Die EU-Cybercrime-Richtlinie als globales Vorbild?

Unser Doktorand Adrian Haase stellte im November 2015 seine Forschungsarbeit auf der First International Conference on Anti-Cybercrime (ICACC-2015) in Riad, Saudi-Arabien vor. Seine Arbeit, die wir hier noch einmal veröffentlichen, und seine anschließende Präsentation konzentrierten sich auf die europäische Richtlinie 2014/40/EU über Angriffe auf Informationssysteme und ihr Potential ein internationales Modellgesetz für Gesetzgebung bezüglich Cyberkriminalität zu werden.

In Bereichen besonders schwerer Kriminalität mit grenzüberschreitender Dimension hat die Europäische Union seit dem Vertrag von Lissabon eine Kompetenz zu Strafrechtsharmonisierung (Art. 83 Abs. 1 AEUV). Für das Kriminalitätsfeld der Computerkriminalität hat die Europäische Union diese Kompetenz im Jahre 2013 genutzt und Richtlinie 2013/40/EU verabschiedet. Diese adressiert vier Bereiche krimineller Aktivitäten, die sich gegen Informationssysteme richten: den rechtswidrigen Zugang zu Informationssystemen (Artikel 3), rechtswidrige Systemeingriffe (Artikel 4), rechtswidrige Eingriffe in Daten (Artikel 5) und rechtswidriges Abfangen von Daten (Artikel 6). Zum September 2015 haben die EU-Mitgliedstaaten ihr jeweiliges materielles und prozessuales Strafrecht den Erfordernissen der Richtlinie angepasst.
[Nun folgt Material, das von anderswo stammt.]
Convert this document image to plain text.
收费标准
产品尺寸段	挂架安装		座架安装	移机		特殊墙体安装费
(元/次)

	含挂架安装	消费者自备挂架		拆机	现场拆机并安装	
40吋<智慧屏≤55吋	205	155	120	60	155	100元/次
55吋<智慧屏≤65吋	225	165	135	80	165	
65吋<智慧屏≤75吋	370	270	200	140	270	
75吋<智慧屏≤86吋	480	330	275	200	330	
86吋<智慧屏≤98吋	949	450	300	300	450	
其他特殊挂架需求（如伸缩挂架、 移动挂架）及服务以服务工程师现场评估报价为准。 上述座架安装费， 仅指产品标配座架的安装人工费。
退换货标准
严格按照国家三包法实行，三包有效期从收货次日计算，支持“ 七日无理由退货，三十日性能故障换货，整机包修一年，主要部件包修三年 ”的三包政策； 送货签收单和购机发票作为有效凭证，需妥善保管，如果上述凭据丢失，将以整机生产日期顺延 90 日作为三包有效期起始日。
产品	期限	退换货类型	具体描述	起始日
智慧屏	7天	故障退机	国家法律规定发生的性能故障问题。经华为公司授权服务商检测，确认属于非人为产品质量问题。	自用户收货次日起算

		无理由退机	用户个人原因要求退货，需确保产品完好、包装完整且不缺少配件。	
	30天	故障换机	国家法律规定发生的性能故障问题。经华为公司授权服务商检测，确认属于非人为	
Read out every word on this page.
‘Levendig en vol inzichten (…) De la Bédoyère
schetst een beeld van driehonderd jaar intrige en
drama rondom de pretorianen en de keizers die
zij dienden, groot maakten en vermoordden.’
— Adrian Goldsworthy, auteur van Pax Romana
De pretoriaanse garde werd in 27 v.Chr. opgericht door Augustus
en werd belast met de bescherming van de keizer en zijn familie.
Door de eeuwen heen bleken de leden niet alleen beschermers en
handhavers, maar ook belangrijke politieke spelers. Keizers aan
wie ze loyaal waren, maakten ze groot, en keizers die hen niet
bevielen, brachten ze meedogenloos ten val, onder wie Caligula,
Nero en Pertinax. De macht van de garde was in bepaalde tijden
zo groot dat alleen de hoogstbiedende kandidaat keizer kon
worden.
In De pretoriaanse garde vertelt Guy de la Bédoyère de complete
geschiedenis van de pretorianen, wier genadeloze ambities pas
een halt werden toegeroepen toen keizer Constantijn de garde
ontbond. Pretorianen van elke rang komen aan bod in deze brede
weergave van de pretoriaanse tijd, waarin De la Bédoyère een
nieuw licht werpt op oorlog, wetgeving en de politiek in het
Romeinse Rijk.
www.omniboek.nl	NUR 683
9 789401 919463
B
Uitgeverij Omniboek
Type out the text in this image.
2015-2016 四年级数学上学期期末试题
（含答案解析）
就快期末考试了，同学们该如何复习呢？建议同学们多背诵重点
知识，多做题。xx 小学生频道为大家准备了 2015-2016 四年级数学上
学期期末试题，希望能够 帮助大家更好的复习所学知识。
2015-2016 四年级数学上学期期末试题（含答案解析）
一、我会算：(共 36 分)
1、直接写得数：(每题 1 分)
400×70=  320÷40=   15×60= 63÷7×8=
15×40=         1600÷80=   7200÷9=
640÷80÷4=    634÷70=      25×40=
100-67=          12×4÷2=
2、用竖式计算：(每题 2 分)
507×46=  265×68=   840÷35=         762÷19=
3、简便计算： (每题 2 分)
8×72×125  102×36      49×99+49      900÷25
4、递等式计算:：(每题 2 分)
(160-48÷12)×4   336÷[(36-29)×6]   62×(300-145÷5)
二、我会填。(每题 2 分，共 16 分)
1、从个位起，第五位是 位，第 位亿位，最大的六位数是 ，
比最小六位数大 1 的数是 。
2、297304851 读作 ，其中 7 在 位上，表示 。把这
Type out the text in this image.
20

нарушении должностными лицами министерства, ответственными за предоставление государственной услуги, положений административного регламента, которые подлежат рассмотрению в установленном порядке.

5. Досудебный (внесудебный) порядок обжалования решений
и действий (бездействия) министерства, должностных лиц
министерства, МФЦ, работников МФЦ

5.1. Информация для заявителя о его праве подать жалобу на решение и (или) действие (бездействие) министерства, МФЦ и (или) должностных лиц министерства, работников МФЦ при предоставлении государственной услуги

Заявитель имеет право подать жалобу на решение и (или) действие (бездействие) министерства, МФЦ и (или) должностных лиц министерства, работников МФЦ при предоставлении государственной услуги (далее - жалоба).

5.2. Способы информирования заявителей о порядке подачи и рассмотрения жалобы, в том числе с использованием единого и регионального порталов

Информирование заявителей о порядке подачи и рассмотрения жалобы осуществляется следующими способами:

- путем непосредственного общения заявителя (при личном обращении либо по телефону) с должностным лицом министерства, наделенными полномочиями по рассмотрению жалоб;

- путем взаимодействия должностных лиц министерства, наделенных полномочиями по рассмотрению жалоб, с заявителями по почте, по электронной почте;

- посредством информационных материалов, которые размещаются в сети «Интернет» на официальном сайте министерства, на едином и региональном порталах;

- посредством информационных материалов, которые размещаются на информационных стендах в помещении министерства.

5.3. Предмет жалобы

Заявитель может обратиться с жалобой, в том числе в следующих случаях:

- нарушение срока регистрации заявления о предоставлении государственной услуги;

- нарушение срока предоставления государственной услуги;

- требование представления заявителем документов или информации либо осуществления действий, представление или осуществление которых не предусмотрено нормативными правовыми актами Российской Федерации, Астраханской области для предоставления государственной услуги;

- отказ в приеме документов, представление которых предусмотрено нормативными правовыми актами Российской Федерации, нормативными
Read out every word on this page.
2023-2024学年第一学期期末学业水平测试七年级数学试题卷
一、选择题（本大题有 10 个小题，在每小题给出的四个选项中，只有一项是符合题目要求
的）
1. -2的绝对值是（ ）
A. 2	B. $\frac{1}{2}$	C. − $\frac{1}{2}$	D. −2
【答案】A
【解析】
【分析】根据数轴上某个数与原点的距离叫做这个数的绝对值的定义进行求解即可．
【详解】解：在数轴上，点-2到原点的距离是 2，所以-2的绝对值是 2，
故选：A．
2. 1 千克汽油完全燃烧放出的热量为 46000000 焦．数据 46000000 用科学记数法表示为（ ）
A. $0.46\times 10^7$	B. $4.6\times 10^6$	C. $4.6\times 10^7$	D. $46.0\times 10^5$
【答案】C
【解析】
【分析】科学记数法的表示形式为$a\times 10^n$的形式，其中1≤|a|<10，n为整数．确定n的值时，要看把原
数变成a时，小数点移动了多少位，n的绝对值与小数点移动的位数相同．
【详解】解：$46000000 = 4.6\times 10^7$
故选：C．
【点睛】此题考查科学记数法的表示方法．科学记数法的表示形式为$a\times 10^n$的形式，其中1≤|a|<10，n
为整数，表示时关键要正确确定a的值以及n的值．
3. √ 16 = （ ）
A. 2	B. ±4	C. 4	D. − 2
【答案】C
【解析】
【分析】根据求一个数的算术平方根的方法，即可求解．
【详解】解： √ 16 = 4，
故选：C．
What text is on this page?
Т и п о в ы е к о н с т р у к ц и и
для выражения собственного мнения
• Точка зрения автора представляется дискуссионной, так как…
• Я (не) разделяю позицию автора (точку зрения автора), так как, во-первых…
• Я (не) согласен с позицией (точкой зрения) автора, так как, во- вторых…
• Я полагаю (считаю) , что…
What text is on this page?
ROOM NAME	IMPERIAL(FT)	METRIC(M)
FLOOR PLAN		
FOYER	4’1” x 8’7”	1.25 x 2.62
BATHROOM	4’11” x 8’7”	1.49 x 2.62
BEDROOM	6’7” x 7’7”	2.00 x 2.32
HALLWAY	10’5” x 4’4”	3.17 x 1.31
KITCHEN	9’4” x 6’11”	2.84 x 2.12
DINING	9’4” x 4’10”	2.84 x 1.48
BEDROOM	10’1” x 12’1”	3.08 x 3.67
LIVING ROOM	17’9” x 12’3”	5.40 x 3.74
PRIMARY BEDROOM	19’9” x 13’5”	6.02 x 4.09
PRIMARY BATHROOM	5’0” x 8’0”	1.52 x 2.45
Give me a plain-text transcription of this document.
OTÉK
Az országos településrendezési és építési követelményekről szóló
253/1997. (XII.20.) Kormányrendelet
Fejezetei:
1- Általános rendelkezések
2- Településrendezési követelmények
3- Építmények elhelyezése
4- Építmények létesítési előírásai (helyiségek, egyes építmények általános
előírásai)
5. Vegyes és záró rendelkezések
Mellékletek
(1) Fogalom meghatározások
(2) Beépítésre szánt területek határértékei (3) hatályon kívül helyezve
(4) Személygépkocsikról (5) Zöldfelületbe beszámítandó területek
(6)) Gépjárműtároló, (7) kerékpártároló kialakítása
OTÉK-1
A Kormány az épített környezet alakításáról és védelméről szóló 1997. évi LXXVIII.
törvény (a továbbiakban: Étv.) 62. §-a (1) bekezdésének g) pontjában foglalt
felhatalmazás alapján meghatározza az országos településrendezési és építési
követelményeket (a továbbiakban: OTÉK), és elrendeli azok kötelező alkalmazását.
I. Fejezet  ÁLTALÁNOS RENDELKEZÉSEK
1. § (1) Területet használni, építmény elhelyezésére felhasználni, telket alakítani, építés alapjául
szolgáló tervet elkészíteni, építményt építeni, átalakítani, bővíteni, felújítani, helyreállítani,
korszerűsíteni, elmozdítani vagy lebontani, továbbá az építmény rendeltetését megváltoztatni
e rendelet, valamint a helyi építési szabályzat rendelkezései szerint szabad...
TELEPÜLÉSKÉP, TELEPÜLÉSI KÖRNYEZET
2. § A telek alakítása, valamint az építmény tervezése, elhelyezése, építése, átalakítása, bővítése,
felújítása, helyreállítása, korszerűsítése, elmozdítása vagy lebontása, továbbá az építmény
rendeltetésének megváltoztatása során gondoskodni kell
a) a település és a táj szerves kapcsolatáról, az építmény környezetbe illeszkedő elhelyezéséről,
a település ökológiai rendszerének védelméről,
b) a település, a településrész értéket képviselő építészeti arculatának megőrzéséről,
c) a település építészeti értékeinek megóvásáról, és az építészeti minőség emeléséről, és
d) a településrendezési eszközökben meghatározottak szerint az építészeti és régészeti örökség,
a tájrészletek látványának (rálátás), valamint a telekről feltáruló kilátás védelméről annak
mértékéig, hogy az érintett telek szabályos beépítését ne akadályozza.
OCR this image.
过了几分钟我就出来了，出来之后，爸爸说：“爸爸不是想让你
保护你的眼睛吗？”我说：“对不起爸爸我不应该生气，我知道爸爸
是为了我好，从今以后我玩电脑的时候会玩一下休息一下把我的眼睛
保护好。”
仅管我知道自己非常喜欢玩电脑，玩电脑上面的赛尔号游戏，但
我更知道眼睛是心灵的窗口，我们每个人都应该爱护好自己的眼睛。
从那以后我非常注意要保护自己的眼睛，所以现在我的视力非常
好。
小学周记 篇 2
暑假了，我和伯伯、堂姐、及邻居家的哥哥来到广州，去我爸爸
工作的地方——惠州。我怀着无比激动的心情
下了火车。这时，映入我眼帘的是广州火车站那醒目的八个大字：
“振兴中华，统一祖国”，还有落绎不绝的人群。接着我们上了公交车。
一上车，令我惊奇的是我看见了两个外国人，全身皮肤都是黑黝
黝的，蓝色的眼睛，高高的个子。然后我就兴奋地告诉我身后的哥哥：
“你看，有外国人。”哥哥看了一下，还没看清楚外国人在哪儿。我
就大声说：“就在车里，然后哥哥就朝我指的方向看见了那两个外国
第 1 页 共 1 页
Insbesondere der Schutz kritischer Infrastrukturen soll durch dieses EU-Instrument verbessert werden. Als Beispiel dient dazu die Vorfeld-Kriminalisierung bei der Konstruktion von Bot-Netzen, die regelmäßig für DDoS-Attacken genutzt werden. Bereits in frühen Entwicklungsstadien von Bot-Netzen und somit ohne tatsächliche Schädigung fremder Rechtsgüter haben die EU-Staaten nun derartige Aktivitäten unter Strafe gestellt. Die Diskussion bezüglich strafrechtsdogmatischer Schwierigkeiten bei einer Kriminalisierung solcher Handlungen, die eine spätere Straftat lediglich vorbereiten, wird an anderer Stelle zu führen sein. Der Ansatz, „Hacking“-Aktivitäten weitreichend unter Strafe zu stellen, zeigt allerdings jetzt bereits zweierlei: erstens ist der Glaube an ein abschreckendes Strafrecht lebendiger denn je und zweitens wird die Bedrohung kritischer Infrastrukturen durch Angriffe auf Informationssysteme durch die EU als nahezu existenzgefährdend eingeschätzt.

Letzterer Aspekt bei der Bekämpfung von Angriffen auf Informationssysteme spiegelt durchaus real existierende Gefahren wider, wie aktuelle Studien zu den Auswirkungen von Cyberattacken nachweisen. Den IT-Infrastrukturen kommt dabei eine besondere Wichtigkeit zu. Zunächst gewährleisten sie Informationsbeschaffung und lückenlose Kommunikation zu gesellschaftlichen, sozialen, wirtschaftlichen und politischen Zwecken. Darüber hinaus erfüllen die Informations- und Kommunikationsinfrastrukturen allerdings noch einen weiteren Zweck, denn sie dienen mittlerweile den meisten anderen kritischen Infrastrukturen, wie Finanzwirtschaft, Energieversorgung, Transport, etc. als Meta-Infrastruktur. Bei einem Ausfall von kritischen IT-Infrastrukturen sind somit weitere relevante Bereiche des gesellschaftlichen Lebens bedroht.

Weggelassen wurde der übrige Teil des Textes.